By use of such interconnection, the number of trunk terminals can be increased to 400 and all the subscribers can be routed to any of the trunks through three-stage connection between the subscribers and trunks accommodated in one and the same frame group and through four-stage connection between the subscribers and the trunks accommodated in the two different frame groups.

The present invention is designed to provide in the frame arrangement shown in FIG. 1 means for selecting a trunk having one or more idle channels to the calling party and also, for example, with the frame arrangement shown in FIG. 2, to provide means for selecting the trunk side frames having one or more idle channels to the calling party for four-stage connection between the two distinct frame groups.

With the frame arrangement including link connections as shown in FIGS. 1 and 2, it is known that in selecting the outgoing lines it is possible to substantially reduce the link connection and enable efiicient use of the outgoing lines by matching selection between the incoming line and the links and outgoing lines to select an outgoing line having one or more idle channels. Actually, in a telephone exchange employing multiple connection between switching frames, as shown in FIG. 1, in two-stage connection, the matching selection is performed by the so-called recycling method.
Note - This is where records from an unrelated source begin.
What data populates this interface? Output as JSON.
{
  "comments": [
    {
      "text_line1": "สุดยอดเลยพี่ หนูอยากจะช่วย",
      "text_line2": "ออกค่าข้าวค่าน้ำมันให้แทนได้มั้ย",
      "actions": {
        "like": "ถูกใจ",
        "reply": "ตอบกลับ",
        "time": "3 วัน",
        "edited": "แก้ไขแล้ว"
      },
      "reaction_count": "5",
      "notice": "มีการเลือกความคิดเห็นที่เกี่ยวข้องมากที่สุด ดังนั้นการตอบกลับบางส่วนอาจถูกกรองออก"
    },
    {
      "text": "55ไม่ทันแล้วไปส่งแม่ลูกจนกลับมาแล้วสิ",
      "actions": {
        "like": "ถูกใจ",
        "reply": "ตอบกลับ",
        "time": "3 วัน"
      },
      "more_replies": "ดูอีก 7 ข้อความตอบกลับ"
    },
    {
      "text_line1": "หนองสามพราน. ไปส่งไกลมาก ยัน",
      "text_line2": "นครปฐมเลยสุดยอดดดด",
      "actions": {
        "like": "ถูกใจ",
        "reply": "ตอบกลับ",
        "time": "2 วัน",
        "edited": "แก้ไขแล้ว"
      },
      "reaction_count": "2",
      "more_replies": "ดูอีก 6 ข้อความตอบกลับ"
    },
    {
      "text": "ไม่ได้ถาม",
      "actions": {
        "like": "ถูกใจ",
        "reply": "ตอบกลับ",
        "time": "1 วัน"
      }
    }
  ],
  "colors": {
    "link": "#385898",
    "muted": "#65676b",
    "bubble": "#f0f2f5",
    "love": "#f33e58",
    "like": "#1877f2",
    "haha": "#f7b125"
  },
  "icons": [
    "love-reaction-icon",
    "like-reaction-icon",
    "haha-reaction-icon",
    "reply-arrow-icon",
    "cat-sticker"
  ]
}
The present invention is concerned with means of selecting an outgoing line having one or more idle channels without use of the recycling method and, for a frame arrangement including routing paths connected in parallel to a plurality of switching frames, means of selecting an outgoing line having one or more idle channels and selecting a frame including such idle channel for the outgoing line.
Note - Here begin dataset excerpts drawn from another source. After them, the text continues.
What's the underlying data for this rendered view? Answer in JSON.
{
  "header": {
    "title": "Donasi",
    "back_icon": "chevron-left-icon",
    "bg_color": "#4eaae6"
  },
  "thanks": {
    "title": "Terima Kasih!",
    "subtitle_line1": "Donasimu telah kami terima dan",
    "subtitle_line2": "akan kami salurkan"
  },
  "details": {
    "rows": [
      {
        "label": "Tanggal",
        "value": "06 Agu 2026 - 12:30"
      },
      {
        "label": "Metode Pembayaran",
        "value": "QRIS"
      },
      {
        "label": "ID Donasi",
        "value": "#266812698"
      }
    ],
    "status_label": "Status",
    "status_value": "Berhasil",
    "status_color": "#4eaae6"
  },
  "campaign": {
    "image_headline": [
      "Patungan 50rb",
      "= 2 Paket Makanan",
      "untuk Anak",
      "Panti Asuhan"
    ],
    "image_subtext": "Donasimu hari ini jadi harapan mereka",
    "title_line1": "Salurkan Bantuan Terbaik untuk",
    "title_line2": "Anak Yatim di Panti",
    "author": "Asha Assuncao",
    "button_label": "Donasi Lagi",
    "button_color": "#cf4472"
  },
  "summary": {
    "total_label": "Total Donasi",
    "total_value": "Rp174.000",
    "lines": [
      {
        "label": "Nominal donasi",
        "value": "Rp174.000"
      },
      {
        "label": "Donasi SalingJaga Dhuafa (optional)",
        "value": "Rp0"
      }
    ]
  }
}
The present invention will next be described in detail with particular reference to FIG. 2. Apparently, the frame arrangement of FIG. 2 includes as its part the frame arrangement of FIG. 1.

With the frame arrangement of FIG. 2, when it is desired to interconnect a subscriber and a trunk accommodated in the respective distinct frame groups by way of the junctor I, each junctor of the primary junctor switch in the frame accommodating the subscriber is distributed to the corresponding secondary junctor lattices in the five frames forming a group associated with the desired trunk. It is to be noted that these five frames each include a path to the trunk due to the in'ter-frame multiple connection of the trunk terminals. Thus, the frame accommodating the subscriber can be identified singularly but the trunk side frame cannot be determined singularly since in the frame group including the desired trunk each of the frames includes a routing path between the subscriber and the trunk. To meet this situation, the following two procedures can be fol-lowed. In the first procedure, the trunk side frame including an idle path can be selected after examining the presence or absence of an idle path utilizable for interconnection between the subscriber and the trunk. In an alternative procedure, any one of the five trunk side frames is first taken to check the presence or absence in the frame of an idle path utilizable for interconnection between the subscriber and the trunk and if no idle path is found, the trunk side frame just examined is released and another trunk side frame is caught by well-known recycling means to examine the presence or absence of an idle routing path in the second trunk side frame. Such recycling must be repeated as many as four times at the worst to find out an idle routing path.

The latter procedure, necessarily involving some increases in the number of useless calls to the frames and in the holding time of the marker, is subject to many limitations from the practical viewpoint. According to the present invention, a novel switching system is provided which is operable upon the basis of the former selecting procedure.

Reference will next be made to FIG. 3, which represents a trunking diagram of a crossbar switching system embodying the present invention. In this figure, boxes FGO LFO-4, FGI LFO-4 and junctor J schematically represent the frame shown in FIG. 2.

Now assume that a subscriber SUBA takes up his telephone handset. Then the marker M is started and, identifying the accommodating position of the calling subscriber SUBA, catches one of channel busy testers FGTO for testing the channels between the subscriber and trunk terminals. Such testers FGT are provided one for each of frame groups FGO and FGl for the purpose of testing channels through the associated frame group.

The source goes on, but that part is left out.